Il essaie d'imaginer ce qu'Asa fera mais il n'y arrive pas. Elle est trop mystérieuse.

Il se rend aux douches réservées au staff. L'eau ruisselle sur ses cheveux, son dos, ses jambes. Il y reste un peu trop longtemps. L'eau chaude devient tout à coup glacée. Elle le tire de sa rêverie.
Il coupe le jet en jurant, se sèche, s'habille et part rejoindre ses collègues.

- Toi, t'as levé une fille hier soir !
- Bonjour d'abord.
- Ouais salut... Putain raconte.
- Elle ne vous aurait pas plu. Beaucoup trop spirituelle et classe pour vous.
- Enfoiré.
- Bon, on y va ?
- T'as de la chance qu'on ne soit pas en avance.

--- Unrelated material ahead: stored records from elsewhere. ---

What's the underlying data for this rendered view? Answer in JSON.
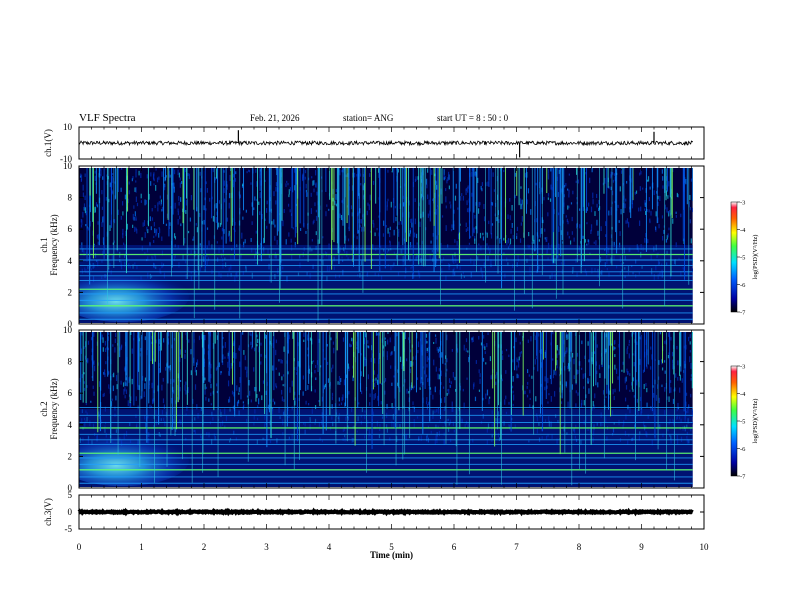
{
  "header": {
    "title": "VLF Spectra",
    "date": "Feb. 21, 2026",
    "station": "station= ANG",
    "start": "start  UT  =   8  : 50 : 0"
  },
  "chart_data": [
    {
      "type": "line",
      "name": "ch1-waveform",
      "ylabel": "ch.1(V)",
      "ylim": [
        -10,
        10
      ],
      "ytick_labels": [
        "10",
        "-10"
      ],
      "xlim": [
        0,
        10
      ],
      "baseline": 0,
      "noise_amplitude": 1.2,
      "spikes": [
        {
          "x": 2.55,
          "y": 8
        },
        {
          "x": 7.05,
          "y": -9
        },
        {
          "x": 9.2,
          "y": 7
        }
      ]
    },
    {
      "type": "heatmap",
      "name": "ch1-spectrogram",
      "ylabel": "ch.1\nFrequency (kHz)",
      "ylabel_lines": [
        "ch.1",
        "Frequency (kHz)"
      ],
      "xlim": [
        0,
        10
      ],
      "data_xmax": 9.82,
      "ylim": [
        0,
        10
      ],
      "yticks": [
        "0",
        "2",
        "4",
        "6",
        "8",
        "10"
      ],
      "colorbar": {
        "label": "log(PSD)(V²/Hz)",
        "range": [
          -7,
          -3
        ],
        "ticks": [
          "-3",
          "-4",
          "-5",
          "-6",
          "-7"
        ]
      },
      "lines_khz": [
        0.3,
        0.7,
        1.15,
        1.5,
        1.9,
        2.2,
        2.75,
        3.05,
        3.3,
        3.7,
        4.05,
        4.4,
        4.75
      ],
      "bright_lines_khz": [
        1.15,
        2.2,
        4.4
      ],
      "noise_blob": {
        "x": [
          0,
          1.8
        ],
        "y": [
          0.5,
          3
        ]
      }
    },
    {
      "type": "heatmap",
      "name": "ch2-spectrogram",
      "ylabel": "ch.2\nFrequency (kHz)",
      "ylabel_lines": [
        "ch.2",
        "Frequency (kHz)"
      ],
      "xlim": [
        0,
        10
      ],
      "data_xmax": 9.82,
      "ylim": [
        0,
        10
      ],
      "yticks": [
        "0",
        "2",
        "4",
        "6",
        "8",
        "10"
      ],
      "colorbar": {
        "label": "log(PSD)(V²/Hz)",
        "range": [
          -7,
          -3
        ],
        "ticks": [
          "-3",
          "-4",
          "-5",
          "-6",
          "-7"
        ]
      },
      "lines_khz": [
        0.3,
        0.7,
        1.15,
        1.5,
        1.9,
        2.2,
        2.75,
        3.05,
        3.4,
        3.8,
        4.15,
        4.6,
        5.1
      ],
      "bright_lines_khz": [
        1.15,
        2.2,
        3.8
      ],
      "noise_blob": {
        "x": [
          0,
          1.8
        ],
        "y": [
          0.5,
          3
        ]
      }
    },
    {
      "type": "line",
      "name": "ch3-waveform",
      "ylabel": "ch.3(V)",
      "ylim": [
        -5,
        5
      ],
      "ytick_labels": [
        "5",
        "0",
        "-5"
      ],
      "xlim": [
        0,
        10
      ],
      "baseline": 0,
      "noise_amplitude": 0.2,
      "spikes": []
    }
  ],
  "xaxis": {
    "label": "Time  (min)",
    "ticks": [
      "0",
      "1",
      "2",
      "3",
      "4",
      "5",
      "6",
      "7",
      "8",
      "9",
      "10"
    ]
  },
  "colors": {
    "background": "#00003a",
    "axis": "#000000"
  }
}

Marec hausse les épaules en signe d'impuissance. Ses amis se marrent. Il joue trop bien le  parfait innocent. C'est tout lui ça. On lui donnerait le bon dieu sans confession.
Il est parfait pour ce qu'ils vont faire cet après-midi. En général, les artistes l'adorent.
Ils travaillent sans relâche. Apportent des bouteilles d'eau ici, une bouteille de whisky là. Vont chercher des cigarettes, le journal du jour. Ils nettoient et rangent les loges que certains s'amusent à saccager.
Comme si tout leur était permis sous prétexte qu'ils sont connus.
Ils plaisantent avec certains aussi. Ils parlent du public, du temps, du prochain festival qu'ils feront. Marec va suivre deux ou trois groupes presque tout l'été.
Les artistes leur signent leur t-shirt, des flyers ou des CD.

Ils prennent une pause quand la première tête d'affiche monte sur scène. Il est 20 heures.
Ils fument une clope, boivent une bière et grignotent un morceau.
Marec s'isole un peu. Il s'appuie contre l'un des préfabriqués, sort son carnet de la poche de son jean avant de se laisser glisser le long de la façade.
Il feuillette son carnet jusqu'à trouver le nom d'Asa. Il tourne et retourne son portable dans sa main. Il hésite. Il sait qu'il ne devrait pas. Qu'une nuit suffisait. Mais cette fille l'attire.
Il repense à son corps qui réagissait sous la moindre de ses caresses. À ses baisers. À son sourire.

« Je finis à minuit. On se retrouve après ? M. »

Il n'attend pas de réponse et retourne avec ses collègues. Ils reprennent le travail. Tout se passe bien. Et la fin du festival arrive enfin. Ils se sentent allégés d'un poids. Ils savent que maintenant, ils n'ont presque plus rien à faire ou à penser. Ils peuvent prendre un peu de bon temps.

Marec regarde son téléphone. Il a plusieurs messages. Un de sa sœur qui lui demande s'il a bien eu les autographes qu'elle lui a demandés. Et cinq d'Asa.
Il n'y a pas de texte. Juste des photos. Les serveurs au bar. L'un des concerts. Ses copines. Leur repas. L'arbre contre lequel ils étaient hier soir.

- J'vous laisse. On se voit demain matin, OK ?
- Baise bien.
- Vous êtes cons.
- Mais on a raison.
- Allez vous faire foutre.

Ils le regardent partir en se disant qu'il a toujours eu plus de chance qu'eux et que, contrairement à lui, ils finiront la nuit seuls. Ils boiront des bières tous les deux. Ils referont le monde, finiront par ne plus avoir les idées claires. Ils se réveilleront en ayant mal aux cheveux et se diront pour la énième fois qu'ils auraient mieux fait de s'abstenir.